Eli Carlisle
My research interests include plant physiology, agroecology, and how climate change will impact those topics in California. I did my Ph.D. in the Graduate Group in Ecology at U.C. Davis. My dissertation was on the effects of land-use change on soil C in Napa Valley vineyards and oak woodlands. I also worked with the California Sustainable Winegrowing Alliance to examine what we know about vineyard management practices and how they impact the typical Californian viticultural greenhouse gas footprint. I completed a previous postdoc in the Plant Sciences Department at U.C. Davis where I built on previous work in the lab examining how nitrogen assimilation in plants depends on atmospheric CO2 concentrations and inorganic nitrogen form supplied to the plants. I also looked at the impact of CO2 concentration (subambient, ambient, and elevated) and nitrogen form (i.e., nitrate versus ammonium) on nutrient distribution and accumulation in wheat, and on how different nitrate reductase enzymes from plants, fungi, and bacteria discriminate against 15N relative to 14N.

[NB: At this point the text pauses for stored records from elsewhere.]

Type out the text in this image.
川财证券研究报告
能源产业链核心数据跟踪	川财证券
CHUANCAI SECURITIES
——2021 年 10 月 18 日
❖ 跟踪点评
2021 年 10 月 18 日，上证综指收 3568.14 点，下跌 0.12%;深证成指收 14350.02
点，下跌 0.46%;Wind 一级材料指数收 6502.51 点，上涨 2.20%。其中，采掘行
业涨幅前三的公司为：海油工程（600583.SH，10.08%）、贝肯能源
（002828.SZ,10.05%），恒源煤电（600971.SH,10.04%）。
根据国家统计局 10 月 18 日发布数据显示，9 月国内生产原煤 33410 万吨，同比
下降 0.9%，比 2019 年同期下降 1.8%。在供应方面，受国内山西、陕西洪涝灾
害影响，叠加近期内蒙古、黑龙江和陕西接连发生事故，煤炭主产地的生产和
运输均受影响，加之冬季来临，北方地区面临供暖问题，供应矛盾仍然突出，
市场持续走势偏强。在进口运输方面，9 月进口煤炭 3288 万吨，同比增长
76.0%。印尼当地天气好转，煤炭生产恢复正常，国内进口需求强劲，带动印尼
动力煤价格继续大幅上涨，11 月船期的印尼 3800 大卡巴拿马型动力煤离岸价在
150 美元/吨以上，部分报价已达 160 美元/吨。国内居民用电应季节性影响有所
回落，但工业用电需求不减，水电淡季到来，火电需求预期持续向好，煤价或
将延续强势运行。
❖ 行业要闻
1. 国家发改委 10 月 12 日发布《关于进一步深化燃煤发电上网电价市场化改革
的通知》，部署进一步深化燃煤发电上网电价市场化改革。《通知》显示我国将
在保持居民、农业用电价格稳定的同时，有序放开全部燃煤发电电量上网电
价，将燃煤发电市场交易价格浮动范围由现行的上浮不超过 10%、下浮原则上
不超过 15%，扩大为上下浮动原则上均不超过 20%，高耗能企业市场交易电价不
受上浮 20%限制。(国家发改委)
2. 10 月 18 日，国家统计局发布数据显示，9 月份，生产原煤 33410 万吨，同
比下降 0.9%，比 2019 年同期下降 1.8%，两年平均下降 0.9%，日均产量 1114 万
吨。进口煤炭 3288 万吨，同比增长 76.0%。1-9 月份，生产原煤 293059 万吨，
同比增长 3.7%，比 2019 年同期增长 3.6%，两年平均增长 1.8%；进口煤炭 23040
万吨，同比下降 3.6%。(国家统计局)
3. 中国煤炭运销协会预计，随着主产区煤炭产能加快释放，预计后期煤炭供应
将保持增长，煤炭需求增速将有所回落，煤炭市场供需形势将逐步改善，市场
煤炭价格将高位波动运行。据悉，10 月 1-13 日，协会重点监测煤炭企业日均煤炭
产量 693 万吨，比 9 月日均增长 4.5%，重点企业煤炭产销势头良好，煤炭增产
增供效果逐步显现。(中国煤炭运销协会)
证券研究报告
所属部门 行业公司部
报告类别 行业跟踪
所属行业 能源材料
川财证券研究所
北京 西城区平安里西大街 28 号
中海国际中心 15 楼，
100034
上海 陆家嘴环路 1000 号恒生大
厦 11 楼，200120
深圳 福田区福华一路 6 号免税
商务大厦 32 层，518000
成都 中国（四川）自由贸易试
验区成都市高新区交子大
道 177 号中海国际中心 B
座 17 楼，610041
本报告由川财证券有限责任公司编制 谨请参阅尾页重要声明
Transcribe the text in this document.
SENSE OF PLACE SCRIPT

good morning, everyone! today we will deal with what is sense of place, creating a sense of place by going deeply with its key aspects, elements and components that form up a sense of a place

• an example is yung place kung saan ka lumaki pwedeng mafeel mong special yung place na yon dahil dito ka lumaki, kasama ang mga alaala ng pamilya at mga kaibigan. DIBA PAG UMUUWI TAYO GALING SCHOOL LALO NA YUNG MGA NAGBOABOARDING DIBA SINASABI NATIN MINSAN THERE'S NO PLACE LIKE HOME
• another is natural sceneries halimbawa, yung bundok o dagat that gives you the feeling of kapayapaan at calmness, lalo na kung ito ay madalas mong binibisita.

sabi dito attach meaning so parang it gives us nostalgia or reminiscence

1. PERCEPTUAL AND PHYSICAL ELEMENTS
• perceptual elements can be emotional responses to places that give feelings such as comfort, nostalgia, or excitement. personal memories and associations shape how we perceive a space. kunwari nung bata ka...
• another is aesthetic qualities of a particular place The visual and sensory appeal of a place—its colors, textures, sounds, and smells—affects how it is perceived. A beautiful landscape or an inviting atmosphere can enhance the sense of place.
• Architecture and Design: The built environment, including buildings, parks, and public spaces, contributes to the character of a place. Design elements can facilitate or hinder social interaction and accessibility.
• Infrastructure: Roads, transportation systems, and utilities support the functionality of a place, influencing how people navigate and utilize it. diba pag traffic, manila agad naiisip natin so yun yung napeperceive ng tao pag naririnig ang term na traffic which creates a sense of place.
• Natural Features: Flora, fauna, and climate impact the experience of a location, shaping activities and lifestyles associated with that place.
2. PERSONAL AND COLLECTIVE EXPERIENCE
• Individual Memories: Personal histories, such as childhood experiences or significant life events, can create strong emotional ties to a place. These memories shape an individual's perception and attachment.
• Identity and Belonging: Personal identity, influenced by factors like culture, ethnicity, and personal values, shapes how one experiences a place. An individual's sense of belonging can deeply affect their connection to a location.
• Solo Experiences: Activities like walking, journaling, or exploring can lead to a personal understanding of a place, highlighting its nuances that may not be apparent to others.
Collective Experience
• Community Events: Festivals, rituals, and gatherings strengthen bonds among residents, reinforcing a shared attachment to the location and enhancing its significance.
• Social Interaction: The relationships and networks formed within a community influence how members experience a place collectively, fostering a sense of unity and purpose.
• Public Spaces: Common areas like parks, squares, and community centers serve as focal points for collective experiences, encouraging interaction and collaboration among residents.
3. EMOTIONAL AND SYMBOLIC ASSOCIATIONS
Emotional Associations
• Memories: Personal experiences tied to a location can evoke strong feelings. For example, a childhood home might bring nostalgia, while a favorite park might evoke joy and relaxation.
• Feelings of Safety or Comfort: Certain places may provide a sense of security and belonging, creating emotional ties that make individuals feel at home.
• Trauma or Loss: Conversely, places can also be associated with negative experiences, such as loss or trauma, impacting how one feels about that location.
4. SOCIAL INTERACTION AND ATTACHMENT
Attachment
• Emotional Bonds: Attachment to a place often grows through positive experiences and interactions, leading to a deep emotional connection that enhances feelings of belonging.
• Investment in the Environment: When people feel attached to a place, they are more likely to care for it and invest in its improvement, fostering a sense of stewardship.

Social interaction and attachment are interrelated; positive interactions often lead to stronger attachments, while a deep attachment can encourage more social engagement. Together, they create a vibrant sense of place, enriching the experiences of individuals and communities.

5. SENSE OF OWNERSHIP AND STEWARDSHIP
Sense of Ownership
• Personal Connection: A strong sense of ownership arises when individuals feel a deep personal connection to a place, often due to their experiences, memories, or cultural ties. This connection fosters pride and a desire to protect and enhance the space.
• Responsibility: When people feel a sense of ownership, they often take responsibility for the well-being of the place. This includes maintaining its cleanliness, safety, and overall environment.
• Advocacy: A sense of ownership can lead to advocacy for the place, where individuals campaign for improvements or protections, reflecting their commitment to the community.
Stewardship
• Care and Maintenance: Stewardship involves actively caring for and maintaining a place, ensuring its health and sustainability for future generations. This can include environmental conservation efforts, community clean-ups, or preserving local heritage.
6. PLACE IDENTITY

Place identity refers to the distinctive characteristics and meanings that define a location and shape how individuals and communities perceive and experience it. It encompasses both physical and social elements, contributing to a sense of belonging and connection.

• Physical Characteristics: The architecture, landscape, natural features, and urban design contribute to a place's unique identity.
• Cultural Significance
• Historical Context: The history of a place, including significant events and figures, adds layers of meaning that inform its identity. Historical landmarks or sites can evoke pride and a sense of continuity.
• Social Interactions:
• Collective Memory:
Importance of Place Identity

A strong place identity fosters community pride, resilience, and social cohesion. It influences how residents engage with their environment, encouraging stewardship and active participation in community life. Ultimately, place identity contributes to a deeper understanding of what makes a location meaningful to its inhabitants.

I have returned to the field now that I have joined the Jackson Lab. My current project involves an examination of the physiological, morphological, and phenological traits that might be linked to better processing tomato production under water and heat stress. This project is an extension of the work that has been performed by other members of the Jackson Lab. With the tremendous assistance of the Harris Moran Seed Company, we have grown a number of different varieties of tomatoes under full irrigation (control) and different deficit irrigations including a severe full season deficit irrigation management and a severe terminal season deficit. In these trials we included a number of current production hybrid varieties as well as some experiment introgression line (IL) genotypes that were produced by crossing cultivated tomatoes with wild species. These IL genotypes are genetically identical to the cultivated parent with the exception of a very small portion of a single chromosome that is from the wild species. We examined a number of traits including photosynthetic rates, heat set and inflorescence measurements, leaf relative water content, specific leaf area, leaf area index, canopy temperature, biomass accumulation, and harvest-related traits such as yield, brix, and fruit size.